特に減少率が高かったのは2才までの死亡率であり、最大で30%の減少となっています。
障害リスクについては、脳性麻痺、視力異常、難聴、発話障害などが17%減っていたとのことです。
「母親の血液」が死亡率を下げるカギに
新生児には、へその緒を通じて、母親の胎盤から血液が送られます。
その血液の中に、感染症の予防や酸素レベルの上昇に役立つ赤血球、免疫細胞、幹細胞などが含まれているのです。
これは、世界で毎年100万人いるとされる早期出産の未熟児にとって、きわめて重要なものと言われています。
また、2017年の先行研究では、へその緒の切断を60秒待つことで、出産直後に輸血を必要とする新生児が少なくなることも示されています。
研究チームのクリスティー・ロベルド(Kristy Robledo)氏は「早急な蘇生や医療措置を必要としない未熟児であれば、へその緒の切断を1分ほど待つ方法を一般化することで、今後10年間で5万人の新生児が死亡や障害を負うことなく過ごせるでしょう」と述べました。
また、研究主任のモリス氏は、こう指摘します。
「未熟児の治療を遅らせることはとても難しいため、新たなプロトコルの導入には、医療スタッフのトレーニングが必要不可欠です。

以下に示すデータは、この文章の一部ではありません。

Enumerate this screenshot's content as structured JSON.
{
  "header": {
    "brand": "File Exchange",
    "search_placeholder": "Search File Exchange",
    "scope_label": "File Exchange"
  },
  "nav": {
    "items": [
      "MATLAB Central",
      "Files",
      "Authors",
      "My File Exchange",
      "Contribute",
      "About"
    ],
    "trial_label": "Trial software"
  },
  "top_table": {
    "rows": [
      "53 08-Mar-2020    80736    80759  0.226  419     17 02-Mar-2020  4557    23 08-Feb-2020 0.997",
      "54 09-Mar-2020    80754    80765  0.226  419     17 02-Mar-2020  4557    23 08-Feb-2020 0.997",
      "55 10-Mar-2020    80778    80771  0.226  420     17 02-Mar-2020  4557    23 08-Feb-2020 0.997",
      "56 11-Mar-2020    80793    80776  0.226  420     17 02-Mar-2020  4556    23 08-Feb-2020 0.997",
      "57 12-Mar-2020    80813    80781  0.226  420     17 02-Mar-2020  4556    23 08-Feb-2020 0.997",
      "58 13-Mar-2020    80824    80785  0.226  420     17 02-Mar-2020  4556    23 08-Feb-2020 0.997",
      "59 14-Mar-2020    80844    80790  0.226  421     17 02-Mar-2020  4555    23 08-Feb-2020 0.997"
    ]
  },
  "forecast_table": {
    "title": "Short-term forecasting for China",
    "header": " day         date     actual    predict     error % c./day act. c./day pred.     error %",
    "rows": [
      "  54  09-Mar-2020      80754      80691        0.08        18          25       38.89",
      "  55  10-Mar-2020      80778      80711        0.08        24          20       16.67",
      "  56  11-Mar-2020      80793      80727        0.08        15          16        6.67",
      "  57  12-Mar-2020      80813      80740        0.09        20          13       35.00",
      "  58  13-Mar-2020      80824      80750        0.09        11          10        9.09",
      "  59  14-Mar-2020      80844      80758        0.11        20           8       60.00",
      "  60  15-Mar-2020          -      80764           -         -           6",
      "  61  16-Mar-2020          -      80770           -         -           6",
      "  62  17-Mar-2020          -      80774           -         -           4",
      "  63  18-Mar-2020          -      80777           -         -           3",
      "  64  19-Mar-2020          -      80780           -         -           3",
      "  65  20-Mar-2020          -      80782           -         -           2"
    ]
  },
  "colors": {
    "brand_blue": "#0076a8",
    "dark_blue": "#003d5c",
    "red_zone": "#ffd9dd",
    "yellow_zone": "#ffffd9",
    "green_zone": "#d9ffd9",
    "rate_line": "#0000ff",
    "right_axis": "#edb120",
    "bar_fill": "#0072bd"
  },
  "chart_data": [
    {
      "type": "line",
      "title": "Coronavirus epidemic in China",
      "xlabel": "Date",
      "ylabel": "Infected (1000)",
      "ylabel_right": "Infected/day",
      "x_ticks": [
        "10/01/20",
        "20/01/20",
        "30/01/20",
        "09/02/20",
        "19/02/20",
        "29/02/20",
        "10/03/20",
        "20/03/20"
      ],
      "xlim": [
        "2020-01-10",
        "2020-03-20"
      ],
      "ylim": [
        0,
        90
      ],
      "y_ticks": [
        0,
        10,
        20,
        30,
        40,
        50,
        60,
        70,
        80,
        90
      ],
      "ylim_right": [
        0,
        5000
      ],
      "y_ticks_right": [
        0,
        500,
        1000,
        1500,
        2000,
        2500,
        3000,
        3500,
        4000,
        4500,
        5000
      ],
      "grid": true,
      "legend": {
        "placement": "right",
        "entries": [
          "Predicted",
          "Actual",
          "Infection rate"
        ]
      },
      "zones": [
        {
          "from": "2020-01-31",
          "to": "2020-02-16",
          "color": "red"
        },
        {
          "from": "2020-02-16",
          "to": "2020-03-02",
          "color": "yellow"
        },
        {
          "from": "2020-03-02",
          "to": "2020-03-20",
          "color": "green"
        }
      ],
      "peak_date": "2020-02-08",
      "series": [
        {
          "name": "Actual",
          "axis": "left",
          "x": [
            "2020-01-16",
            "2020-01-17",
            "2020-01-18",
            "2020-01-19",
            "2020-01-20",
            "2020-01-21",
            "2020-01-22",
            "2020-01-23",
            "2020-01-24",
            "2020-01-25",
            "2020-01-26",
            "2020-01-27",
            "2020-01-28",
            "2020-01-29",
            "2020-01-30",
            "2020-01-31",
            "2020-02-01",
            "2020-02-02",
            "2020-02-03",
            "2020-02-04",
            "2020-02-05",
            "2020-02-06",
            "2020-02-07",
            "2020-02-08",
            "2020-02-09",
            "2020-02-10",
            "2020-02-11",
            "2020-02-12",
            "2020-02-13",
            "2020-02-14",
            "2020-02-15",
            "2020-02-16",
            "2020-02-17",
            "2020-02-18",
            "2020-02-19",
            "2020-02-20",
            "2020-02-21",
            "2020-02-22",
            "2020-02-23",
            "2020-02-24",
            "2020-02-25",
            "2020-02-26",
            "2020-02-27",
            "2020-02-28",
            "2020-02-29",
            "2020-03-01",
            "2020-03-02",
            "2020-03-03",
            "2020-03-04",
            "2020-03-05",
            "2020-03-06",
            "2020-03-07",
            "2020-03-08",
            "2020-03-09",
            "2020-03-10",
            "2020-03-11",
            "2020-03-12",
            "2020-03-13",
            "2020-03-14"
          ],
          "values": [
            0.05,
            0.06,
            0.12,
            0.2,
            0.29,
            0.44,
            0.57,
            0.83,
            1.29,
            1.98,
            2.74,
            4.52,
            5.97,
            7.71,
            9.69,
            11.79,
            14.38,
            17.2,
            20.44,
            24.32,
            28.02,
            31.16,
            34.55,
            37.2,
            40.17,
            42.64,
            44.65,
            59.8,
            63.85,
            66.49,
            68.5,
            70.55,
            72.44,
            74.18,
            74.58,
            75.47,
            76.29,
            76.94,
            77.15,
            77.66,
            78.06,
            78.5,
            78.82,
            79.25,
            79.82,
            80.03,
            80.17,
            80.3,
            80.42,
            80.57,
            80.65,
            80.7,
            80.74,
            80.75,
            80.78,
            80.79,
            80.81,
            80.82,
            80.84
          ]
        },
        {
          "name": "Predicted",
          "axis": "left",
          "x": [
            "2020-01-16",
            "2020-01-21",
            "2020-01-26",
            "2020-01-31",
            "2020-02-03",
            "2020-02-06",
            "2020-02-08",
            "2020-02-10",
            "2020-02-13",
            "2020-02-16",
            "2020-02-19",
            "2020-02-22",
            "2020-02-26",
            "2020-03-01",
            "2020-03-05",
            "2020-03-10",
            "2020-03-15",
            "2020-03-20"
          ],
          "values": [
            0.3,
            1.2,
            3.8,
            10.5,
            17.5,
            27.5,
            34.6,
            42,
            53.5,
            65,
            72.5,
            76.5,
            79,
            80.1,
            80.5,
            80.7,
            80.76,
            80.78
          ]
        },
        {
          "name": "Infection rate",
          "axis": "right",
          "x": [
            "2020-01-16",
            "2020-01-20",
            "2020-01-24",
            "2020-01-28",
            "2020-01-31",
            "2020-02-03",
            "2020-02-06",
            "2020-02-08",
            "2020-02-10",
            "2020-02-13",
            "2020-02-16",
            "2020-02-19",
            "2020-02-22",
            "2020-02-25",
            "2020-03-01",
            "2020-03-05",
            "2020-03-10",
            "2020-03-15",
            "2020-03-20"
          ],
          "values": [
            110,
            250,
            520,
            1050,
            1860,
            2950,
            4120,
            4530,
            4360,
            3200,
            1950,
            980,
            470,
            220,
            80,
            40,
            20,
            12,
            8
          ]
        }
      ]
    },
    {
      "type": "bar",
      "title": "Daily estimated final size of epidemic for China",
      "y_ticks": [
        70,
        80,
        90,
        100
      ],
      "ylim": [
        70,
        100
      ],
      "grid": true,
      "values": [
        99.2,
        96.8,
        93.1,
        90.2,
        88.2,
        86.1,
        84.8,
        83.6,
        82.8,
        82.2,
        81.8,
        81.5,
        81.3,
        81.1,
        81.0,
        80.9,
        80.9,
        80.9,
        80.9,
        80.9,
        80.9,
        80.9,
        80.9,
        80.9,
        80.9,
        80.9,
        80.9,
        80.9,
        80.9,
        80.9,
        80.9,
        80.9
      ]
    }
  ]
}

それでもこの方法が、新生児にとって最良の結果をもたらすことを本研究は示しています」
その一方で、研究には参加していない医療統計学者のアナ・レネ・ザイドラー(Anna Lene Seidler)氏は「医療介入が必要な現場にいる医師にとって、へその緒の切断を待つということは、大きな懸念と恐怖をともなう」と指摘。
氏は、5770人の乳児を対象とした42の臨床試験の分析結果をもとに、「未熟児は体が非常に小さく、危険な状態にあるため、直ちに措置をしないのは塾講の余地があるでしょう」と述べました。
これについて、世界保健機関(WHO)は「すぐに呼吸を整える必要のない新生児には、へその緒の切断の遅延を推奨するが、すべての乳児に常に適用されるべきではない」としています。
この方法の実践には、生まれてきた未熟児の状態を正しく見きわめる必要があるようです。